In the meantime, Thacher says Orphagen remains open to the possibility of VC or angel investment; “you have to be opportunistic.” The company is currently interested in a deal or partnership to advance their next drug candidate, a potential treatment for retinitis pigmentosa, the inherited, degenerative eye disease. Their molecules bind with an orphan nuclear receptor involved, down-regulating activity of the mutant genes responsible for one form of the disease. Orphagen has funneled cash and resources from the deal with Japan Tobacco into their secondary compounds. “With another $3 million, we should be able to get well beyond the major partnership-generating milestones,” Thacher says. This drug, and another in development for Cushing’s syndrome, also qualify as “orphan diseases,” and are eligible for certain federal incentives.

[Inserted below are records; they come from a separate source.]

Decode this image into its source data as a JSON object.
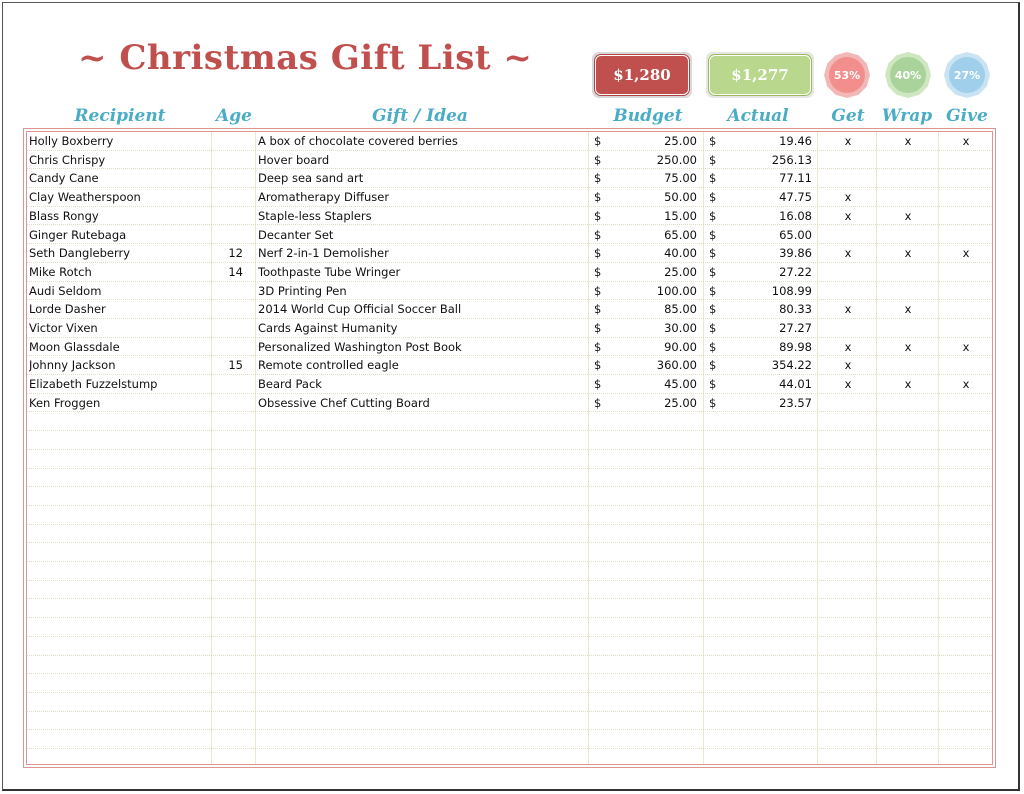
{
  "title": "~ Christmas Gift List ~",
  "summary": {
    "budget_total": "$1,280",
    "actual_total": "$1,277",
    "get_pct": "53%",
    "wrap_pct": "40%",
    "give_pct": "27%"
  },
  "columns": {
    "recipient": "Recipient",
    "age": "Age",
    "gift": "Gift / Idea",
    "budget": "Budget",
    "actual": "Actual",
    "get": "Get",
    "wrap": "Wrap",
    "give": "Give"
  },
  "currency_symbol": "$",
  "rows": [
    {
      "recipient": "Holly Boxberry",
      "age": "",
      "gift": "A box of chocolate covered berries",
      "budget": "25.00",
      "actual": "19.46",
      "get": "x",
      "wrap": "x",
      "give": "x"
    },
    {
      "recipient": "Chris Chrispy",
      "age": "",
      "gift": "Hover board",
      "budget": "250.00",
      "actual": "256.13",
      "get": "",
      "wrap": "",
      "give": ""
    },
    {
      "recipient": "Candy Cane",
      "age": "",
      "gift": "Deep sea sand art",
      "budget": "75.00",
      "actual": "77.11",
      "get": "",
      "wrap": "",
      "give": ""
    },
    {
      "recipient": "Clay Weatherspoon",
      "age": "",
      "gift": "Aromatherapy Diffuser",
      "budget": "50.00",
      "actual": "47.75",
      "get": "x",
      "wrap": "",
      "give": ""
    },
    {
      "recipient": "Blass Rongy",
      "age": "",
      "gift": "Staple-less Staplers",
      "budget": "15.00",
      "actual": "16.08",
      "get": "x",
      "wrap": "x",
      "give": ""
    },
    {
      "recipient": "Ginger Rutebaga",
      "age": "",
      "gift": "Decanter Set",
      "budget": "65.00",
      "actual": "65.00",
      "get": "",
      "wrap": "",
      "give": ""
    },
    {
      "recipient": "Seth Dangleberry",
      "age": "12",
      "gift": "Nerf 2-in-1 Demolisher",
      "budget": "40.00",
      "actual": "39.86",
      "get": "x",
      "wrap": "x",
      "give": "x"
    },
    {
      "recipient": "Mike Rotch",
      "age": "14",
      "gift": "Toothpaste Tube Wringer",
      "budget": "25.00",
      "actual": "27.22",
      "get": "",
      "wrap": "",
      "give": ""
    },
    {
      "recipient": "Audi Seldom",
      "age": "",
      "gift": "3D Printing Pen",
      "budget": "100.00",
      "actual": "108.99",
      "get": "",
      "wrap": "",
      "give": ""
    },
    {
      "recipient": "Lorde Dasher",
      "age": "",
      "gift": "2014 World Cup Official Soccer Ball",
      "budget": "85.00",
      "actual": "80.33",
      "get": "x",
      "wrap": "x",
      "give": ""
    },
    {
      "recipient": "Victor Vixen",
      "age": "",
      "gift": "Cards Against Humanity",
      "budget": "30.00",
      "actual": "27.27",
      "get": "",
      "wrap": "",
      "give": ""
    },
    {
      "recipient": "Moon Glassdale",
      "age": "",
      "gift": "Personalized Washington Post Book",
      "budget": "90.00",
      "actual": "89.98",
      "get": "x",
      "wrap": "x",
      "give": "x"
    },
    {
      "recipient": "Johnny Jackson",
      "age": "15",
      "gift": "Remote controlled eagle",
      "budget": "360.00",
      "actual": "354.22",
      "get": "x",
      "wrap": "",
      "give": ""
    },
    {
      "recipient": "Elizabeth Fuzzelstump",
      "age": "",
      "gift": "Beard Pack",
      "budget": "45.00",
      "actual": "44.01",
      "get": "x",
      "wrap": "x",
      "give": "x"
    },
    {
      "recipient": "Ken Froggen",
      "age": "",
      "gift": "Obsessive Chef Cutting Board",
      "budget": "25.00",
      "actual": "23.57",
      "get": "",
      "wrap": "",
      "give": ""
    }
  ],
  "colors": {
    "title": "#c0504d",
    "header": "#4bacc6",
    "budget_box": "#c0504d",
    "actual_box": "#b9d78d",
    "get_badge": "#f28f8d",
    "wrap_badge": "#a9d39a",
    "give_badge": "#9fcfea",
    "table_border": "#d99694"
  }
}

Orphagen could not have gotten started without government grants, and Thacher believes more should be done, given the economic boost new start-ups can add to the discovery ecosystem. Thacher believes in grants so strongly, in fact, that he is proposing a state asset fund for California, awarding grants for small companies to support early stage research, modeled on the SBIR program that has been successful at the Federal level. States such as Pennsylvania, Massachusetts, and Connecticut already have programs in place, and Thacher believes California state program would help San Diego thrive, where such technology and entrepreneurial expertise is abundant.
In the end, though, Orphagen’s exit strategy remains uncertain. Their small business model, is “scalable,” Thacher says, “but not rapidly scalable,” and growing for the sake of growth does not appeal to him. He says it would compromise their inventive advantage.
In the meantime, Thacher represents the biggest survival factor for the company— combining entrepreneurship, scientific skill, and the ability to make-do with the variable resources on hand. Through his leadership, Orphagen has shown that small biotech companies can punch above their weight, though on a smaller scale that rarely makes the news. Perhaps more importantly, Orphagen has potentially discovered some novel drug candidates, which is hugely valuable for the pharmaceutical pipeline.